Gran Hermano vivió una de sus tardes más impactantes. Tamara Paganini tomó la palabra durante una actividad propuesta por la producción en la que cada participante debía compartir el mejor y el peor momento de su vida, y lo que siguió paralizó la casa por completo. Con la voz entrecortada y las lágrimas desbordadas, la exparticipante de la primera edición del reality reveló una historia de dolor que dejó a todos sus compañeros sin palabras.
El fuerte relato de Tamara Paganini
Tamara contó que durante 22 años intentó quedar embarazada, atravesando distintas relaciones e incluso considerando la posibilidad de hacerlo sola. Finalmente, junto a su pareja, recurrió a tratamientos de inseminación artificial. Tras un primer intento fallido, llegó la noticia que cambiaría su vida: estaba embarazada de mellizos. «Ese fue el momento más lindo de mi vida», recordó. Pero ese cuento de hadas, como ella misma lo definió, comenzó a quebrarse poco después cuando los médicos le informaron que uno de los bebés, Vitorio, no sobreviviría al nacer.
El parto fue tan intenso como contradictorio. Tamara tuvo a su hijo en brazos y a los tres minutos falleció. «No fue ni el mejor ni el peor momento, porque no sabés qué sentir», explicó. Su hija Donatella, en tanto, permanecía con vida en neonatología, generando una esperanza que se sostuvo durante diez días hasta que los médicos comunicaron que tampoco lograría salir adelante.

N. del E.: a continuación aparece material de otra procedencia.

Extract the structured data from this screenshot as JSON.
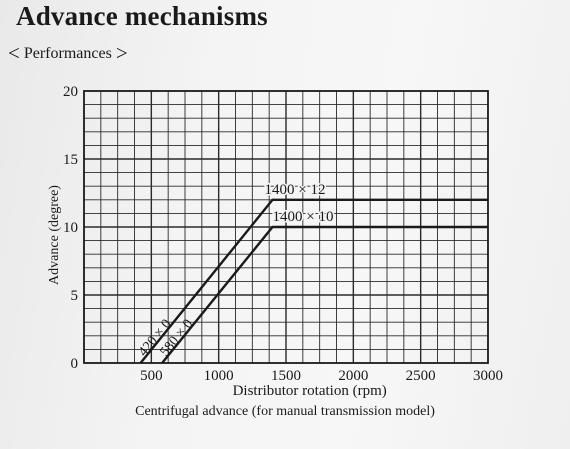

Lo que siguió fue uno de los testimonios más estremecedores que se recuerdan en el programa. Tamara relató el momento en que tuvo que explicarle a su pareja lo que estaba pasando: «Le tuve que decir: ‘¿Entendés? Donatella se va a morir’. Creo que me dolió más su no reacción a que se largara a llorar». Ella y su pareja debieron enfrentar la decisión de desconectarla. Cuando la sacaron de la incubadora y se la pusieron en brazos, Tamara describió lo indescriptible: «Fue el peor momento al sentir que dejaba de respirar y que por más que yo la tuviese fuerte se me iba».
El relato generó un silencio absoluto en la casa. Los compañeros comenzaron a llorar junto a ella hasta que Tamara se derrumbó por completo y tuvo que ser asistida. La producción decidió dar por terminada la actividad y la trasladaron al confesionario para contenerla. La casa quedó completamente sensibilizada, sin poder retomar la dinámica habitual.